The Challenge Before Q.wiki
Until 2011, our quality management (QM) system consisted of a centralized collection of Word and Excel files. While it technically met the minimum requirements for audits and customer expectations, it fell short in a critical area: everyday usability.
There was a persistent gap between what was actually happening in practice and what was documented. Real knowledge often lived elsewhere — in hallway conversations or email threads between experienced team members. The downside? Only those directly involved stayed informed, while everyone else lacked visibility into the bigger picture.
We quickly realized that true organizational value and operational excellence couldn’t be achieved this way. To close the gap, we needed to shift our mindset:
Everyone should be able to contribute to and access process knowledge — right where that knowledge is created. And managers needed a system that also supported strategic oversight and governance.
Why We Chose Q.wiki
We discovered Q.wiki — perhaps by chance — during an event at RWTH Aachen, where we met Modell Aachen GmbH. They were already pioneering a new generation of quality management: interactive, collaborative, and wiki-based.
That first contact led to a pilot project — and it didn’t take long to convince key stakeholders throughout the company. The benefits were immediately clear, and we quickly decided to roll out Q.wiki across the entire organization.
Success with Q.wiki
What continues to impress us about Q.wiki is its open, collaborative approach. The system enables true cross-departmental dialogue, allowing all process stakeholders to engage directly with the workflows that affect them.
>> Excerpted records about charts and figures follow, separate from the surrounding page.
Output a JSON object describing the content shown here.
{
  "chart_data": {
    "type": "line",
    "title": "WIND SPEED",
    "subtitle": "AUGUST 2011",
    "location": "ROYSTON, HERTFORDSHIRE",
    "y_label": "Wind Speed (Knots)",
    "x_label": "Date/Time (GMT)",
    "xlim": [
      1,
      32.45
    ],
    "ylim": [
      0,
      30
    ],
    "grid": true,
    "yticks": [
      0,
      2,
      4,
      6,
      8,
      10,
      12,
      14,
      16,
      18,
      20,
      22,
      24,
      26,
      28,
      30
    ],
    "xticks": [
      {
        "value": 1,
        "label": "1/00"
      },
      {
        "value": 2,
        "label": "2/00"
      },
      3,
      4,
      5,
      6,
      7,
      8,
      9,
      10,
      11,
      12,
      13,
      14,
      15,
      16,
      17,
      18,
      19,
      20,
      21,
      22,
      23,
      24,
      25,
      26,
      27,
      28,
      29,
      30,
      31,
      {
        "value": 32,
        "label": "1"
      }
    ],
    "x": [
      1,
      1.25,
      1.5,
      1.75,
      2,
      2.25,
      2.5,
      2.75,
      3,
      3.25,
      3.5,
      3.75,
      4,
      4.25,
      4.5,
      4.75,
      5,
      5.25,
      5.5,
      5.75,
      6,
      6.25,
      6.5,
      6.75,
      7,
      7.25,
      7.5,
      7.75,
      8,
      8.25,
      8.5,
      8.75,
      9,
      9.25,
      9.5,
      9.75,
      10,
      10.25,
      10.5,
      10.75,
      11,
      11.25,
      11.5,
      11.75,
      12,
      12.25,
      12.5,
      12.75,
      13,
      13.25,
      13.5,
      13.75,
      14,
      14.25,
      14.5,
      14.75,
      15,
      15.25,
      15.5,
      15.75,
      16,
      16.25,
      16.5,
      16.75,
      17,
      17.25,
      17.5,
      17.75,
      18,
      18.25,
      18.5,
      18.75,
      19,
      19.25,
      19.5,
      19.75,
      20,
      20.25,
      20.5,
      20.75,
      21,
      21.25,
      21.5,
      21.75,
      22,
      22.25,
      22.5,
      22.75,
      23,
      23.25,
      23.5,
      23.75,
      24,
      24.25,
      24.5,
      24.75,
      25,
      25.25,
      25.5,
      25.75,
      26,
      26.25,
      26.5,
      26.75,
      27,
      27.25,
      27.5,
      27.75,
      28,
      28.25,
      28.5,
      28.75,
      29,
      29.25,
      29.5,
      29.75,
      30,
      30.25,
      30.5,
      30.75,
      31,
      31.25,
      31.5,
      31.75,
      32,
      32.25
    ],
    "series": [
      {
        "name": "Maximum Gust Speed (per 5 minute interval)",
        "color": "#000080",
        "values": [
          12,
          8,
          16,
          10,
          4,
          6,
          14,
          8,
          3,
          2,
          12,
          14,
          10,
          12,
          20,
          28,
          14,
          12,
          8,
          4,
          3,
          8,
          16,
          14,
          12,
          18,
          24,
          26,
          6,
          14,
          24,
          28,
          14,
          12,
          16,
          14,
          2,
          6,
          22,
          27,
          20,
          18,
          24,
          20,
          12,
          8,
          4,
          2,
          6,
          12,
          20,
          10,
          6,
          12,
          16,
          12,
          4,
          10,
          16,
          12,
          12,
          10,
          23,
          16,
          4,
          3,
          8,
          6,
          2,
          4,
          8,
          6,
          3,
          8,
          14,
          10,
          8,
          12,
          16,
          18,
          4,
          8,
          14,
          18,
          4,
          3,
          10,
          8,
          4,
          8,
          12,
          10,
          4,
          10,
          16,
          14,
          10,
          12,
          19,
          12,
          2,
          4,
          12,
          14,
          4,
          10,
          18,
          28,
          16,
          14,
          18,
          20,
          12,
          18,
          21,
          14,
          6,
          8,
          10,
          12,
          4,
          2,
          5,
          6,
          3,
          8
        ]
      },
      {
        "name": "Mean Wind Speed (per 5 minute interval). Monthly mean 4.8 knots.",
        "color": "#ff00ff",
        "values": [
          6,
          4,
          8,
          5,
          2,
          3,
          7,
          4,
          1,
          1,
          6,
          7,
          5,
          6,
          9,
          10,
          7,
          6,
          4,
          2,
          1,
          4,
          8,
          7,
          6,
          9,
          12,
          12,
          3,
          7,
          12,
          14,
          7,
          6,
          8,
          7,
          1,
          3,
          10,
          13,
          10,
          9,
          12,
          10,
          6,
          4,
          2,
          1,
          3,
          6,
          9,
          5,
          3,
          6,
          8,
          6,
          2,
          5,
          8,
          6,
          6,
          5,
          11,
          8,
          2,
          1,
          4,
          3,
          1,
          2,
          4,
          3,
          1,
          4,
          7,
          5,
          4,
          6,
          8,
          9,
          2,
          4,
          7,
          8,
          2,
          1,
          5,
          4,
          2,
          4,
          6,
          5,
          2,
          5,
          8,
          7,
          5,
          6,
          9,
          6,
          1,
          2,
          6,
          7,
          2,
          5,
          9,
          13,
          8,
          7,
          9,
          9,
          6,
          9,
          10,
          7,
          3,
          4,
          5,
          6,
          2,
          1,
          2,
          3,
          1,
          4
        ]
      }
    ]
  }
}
This isn’t just about documentation — it’s about co-creation:
One of the keys to our success was strong alignment from the start: the QM team, IT department, and executive leadership all pulled in the same direction. That unity paved the way for a smooth rollout and long-term adoption.
Measurable Engagement
Years later, Q.wiki remains a cornerstone of our management system — not just technically, but culturally. The high level of acceptance is evident in our usage data:
Over 16,000 system accesses per month — and consistently rising.
Conclusion
Q.wiki turned our fragmented, compliance-focused documentation into a living, collaborative management system. It brings our teams together, empowers employees to take ownership, and ensures that process knowledge stays visible, accessible, and continuously evolving.
“Q.wiki was the ideal starting point for rolling out knowledge and process management across the organization.”
“It’s not certificates that make processes successful — it’s our employees. And 86% of them use Q.wiki every month.”
“Regulatory processes used to be a necessary evil. Today, they create real value for our workforce.”